Esta actitud, este encierro entre las cuatro paredes de mi despacho, despertó la curiosidad de más de uno. También el hecho de que la jefa me eximiera de llevar otros procedimientos mientras nos centrábamos en la trama que investigábamos. Aquí, justo en este instante, comenzaron los recelos y las preguntas.

Uno de esos días del mes de enero, la jefa vino a hablar conmigo:

—Algunos de tus compañeros me preguntan por qué, de repente, has dejado de llevar otros asuntos y de hacer juicios, pero no les quiero dar por ahora ninguna información porque lo que estáis investigando es algo complejo que puede salpicar a gente importante y no sabemos de quién nos podemos fiar —me indicó.

—No te preocupes. Puedo seguir llevando otros temas mientras seguimos con este procedimiento. Volveré a hacer juicios.
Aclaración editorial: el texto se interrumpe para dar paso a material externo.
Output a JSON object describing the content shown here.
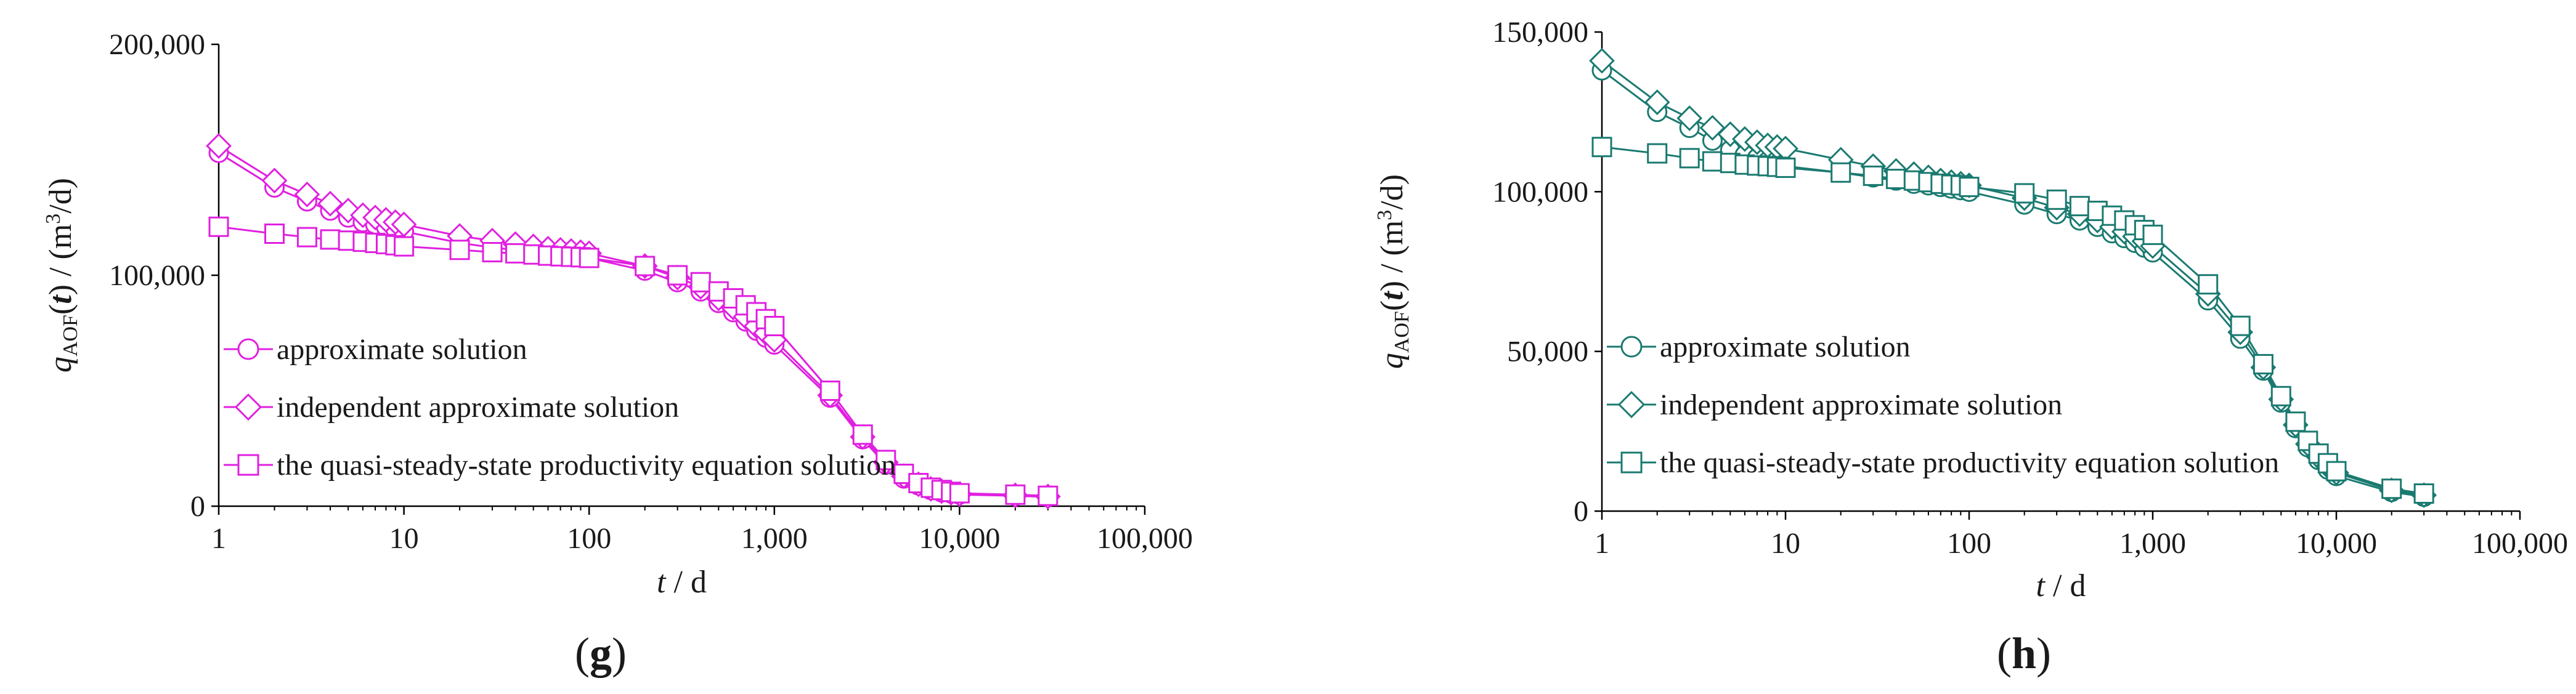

Había pensado pedir ayuda a la Policía para que me haga un informe sobre el caso y ver si podemos seguir hacia delante —le dije—. Por lo que he podido estudiar, hay muchos datos que no cuadran e inversiones que se me escapan…

—Muy bien, es buena idea. Infórmame cuando lo tengas, por favor.

Así lo hice. En cuanto salí del despacho, rebusqué en la agenda y localicé el contacto del director de la Policía con el que hablábamos para este tipo de asuntos. Concerté una cita con él para pedirle ayuda. No le di muchos datos por teléfono, ya que prefería que hablásemos cara a cara y con la mayor confidencialidad posible.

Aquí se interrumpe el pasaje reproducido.